Budget 2009: Chancellor fails to back big business
TAX experts say the Chancellor’s Budget shows limited benefits for big business.
While the tax team at BDO Stoy Hayward in Leeds welcomed the introduction of the dividend exemption for overseas dividends received by corporates announced in last year’s Pre-Budget Report, they said the benefits of the measure will be countered by the introduction of the “controversial and complex” ‘Worldwide Debt Cap’ legislation.
Dan Brookes, tax director at BDO Stoy Hayward, said: “At a time when the dividend exemption makes the UK a more attractive holding company location, the Government has decided to proceed with its much criticised restriction on allowable interest.
“Whilst other European jurisdictions have strict interest deductibility rules, the Worldwide Debt Cap goes a step further and requires multinational groups to consider the external debt position of the entire worldwide group to calculate UK interest deductibility. The rules are unduly complex and there are no companies that will benefit from this introduction.
Mr Brookes believes that the introduction of the debt cap may be detrimental to inward investment in the region at a time when favourable exchange rates would otherwise make UK businesses attractive investment opportunities
He commented: “A number of the very largest businesses in Yorkshire are subsidiaries of overseas parented multinationals. I am concerned that, at a time when the UK badly needs inward investment from substantial multinationals, the Government is looking to penalise well managed groups that have limited net external debt, but cash to inject in the UK.
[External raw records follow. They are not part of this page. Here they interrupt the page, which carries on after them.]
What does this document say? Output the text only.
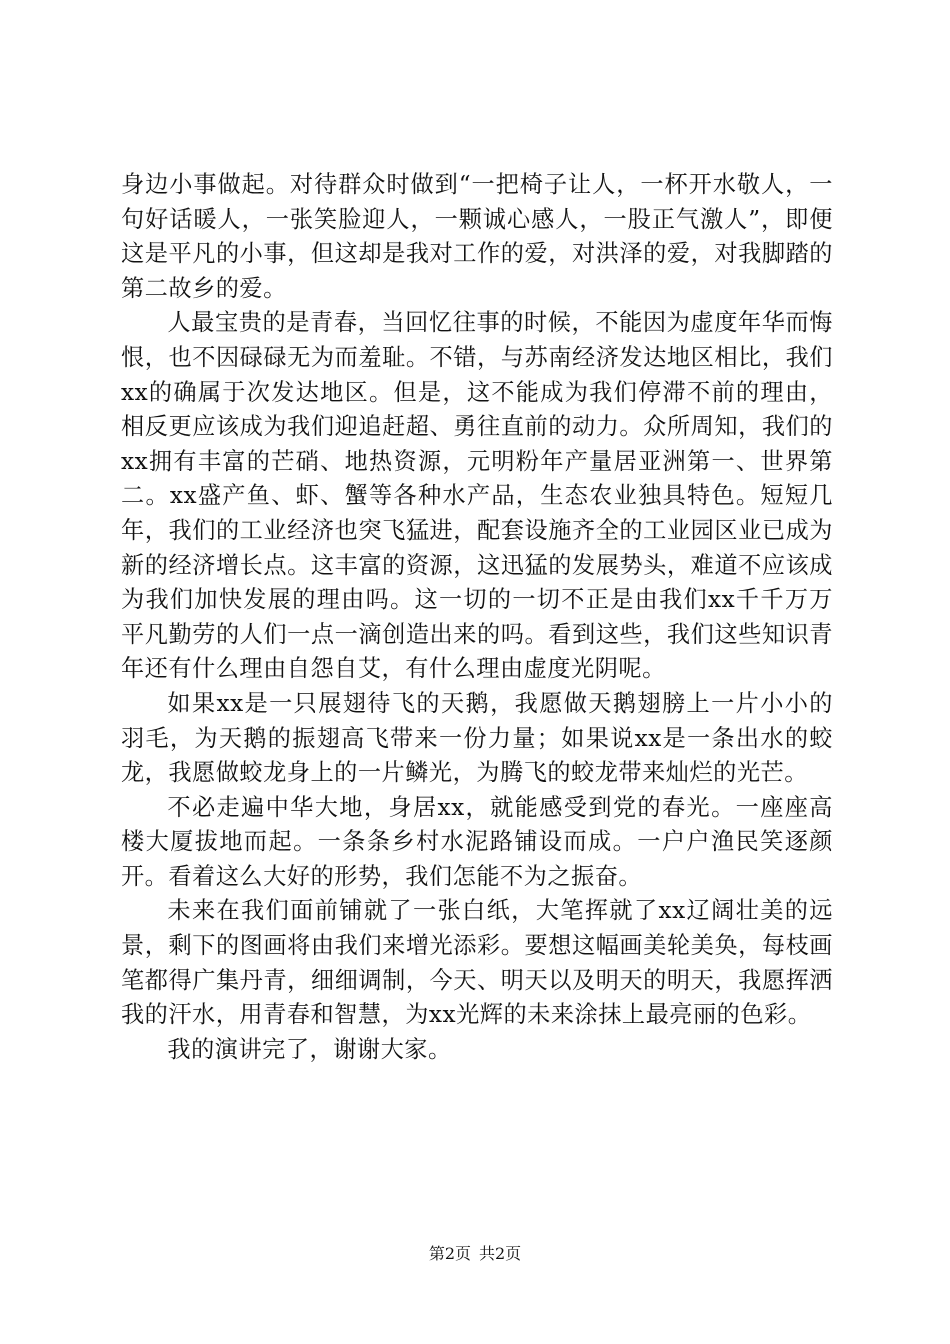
身边小事做起。对待群众时做到“一把椅子让人，一杯开水敬人，一句好话暖人，一张笑脸迎人，一颗诚心感人，一股正气激人”，即便这是平凡的小事，但这却是我对工作的爱，对洪泽的爱，对我脚踏的第二故乡的爱。

人最宝贵的是青春，当回忆往事的时候，不能因为虚度年华而悔恨，也不因碌碌无为而羞耻。不错，与苏南经济发达地区相比，我们xx的确属于次发达地区。但是，这不能成为我们停滞不前的理由，相反更应该成为我们迎追赶超、勇往直前的动力。众所周知，我们的xx拥有丰富的芒硝、地热资源，元明粉年产量居亚洲第一、世界第二。xx盛产鱼、虾、蟹等各种水产品，生态农业独具特色。短短几年，我们的工业经济也突飞猛进，配套设施齐全的工业园区业已成为新的经济增长点。这丰富的资源，这迅猛的发展势头，难道不应该成为我们加快发展的理由吗。这一切的一切不正是由我们xx千千万万平凡勤劳的人们一点一滴创造出来的吗。看到这些，我们这些知识青年还有什么理由自怨自艾，有什么理由虚度光阴呢。

如果xx是一只展翅待飞的天鹅，我愿做天鹅翅膀上一片小小的羽毛，为天鹅的振翅高飞带来一份力量；如果说xx是一条出水的蛟龙，我愿做蛟龙身上的一片鳞光，为腾飞的蛟龙带来灿烂的光芒。

不必走遍中华大地，身居xx，就能感受到党的春光。一座座高楼大厦拔地而起。一条条乡村水泥路铺设而成。一户户渔民笑逐颜开。看着这么大好的形势，我们怎能不为之振奋。

未来在我们面前铺就了一张白纸，大笔挥就了xx辽阔壮美的远景，剩下的图画将由我们来增光添彩。要想这幅画美轮美奂，每枝画笔都得广集丹青，细细调制，今天、明天以及明天的明天，我愿挥洒我的汗水，用青春和智慧，为xx光辉的未来涂抹上最亮丽的色彩。

我的演讲完了，谢谢大家。

第2页 共2页
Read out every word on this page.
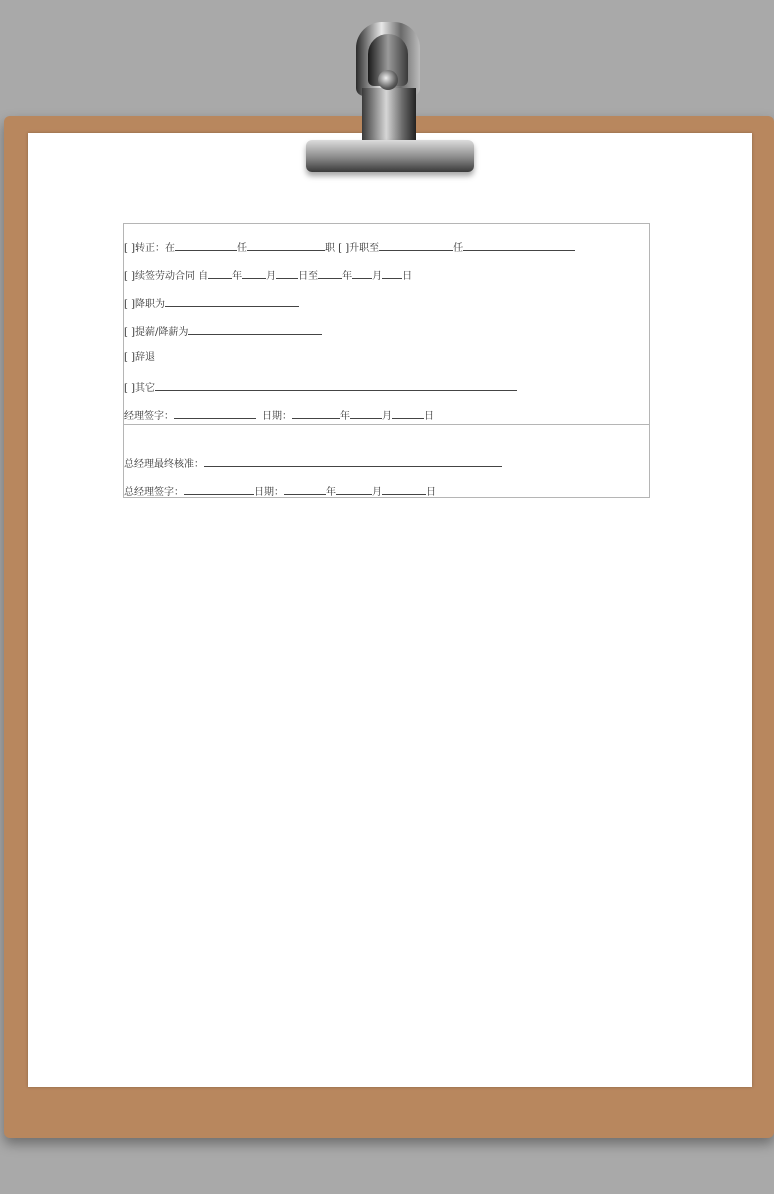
[ ]转正：在	任	职 [ ]升职至	任
[ ]续签劳动合同 自 年 月 日至 年 月 日
[ ]降职为
[ ]提薪/降薪为
[ ]辞退
[ ]其它
经理签字：	日期：	年	月	日
总经理最终核准：
总经理签字：	日期：	年	月	日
“We should be encouraging such companies to inject cash into the UK to bolster UK subsidiaries rather than introducing measures that discourage this.
“I expect groups with significant intra-group financing into the UK will already be considering their options prior to the new legislation being effective for accounting periods beginning on or after 1 January 2010 as the non deductibility of the UK interest expense is unlikely to be acceptable to these groups. The cap will also be to the detriment of future inward investment into the UK,” he added.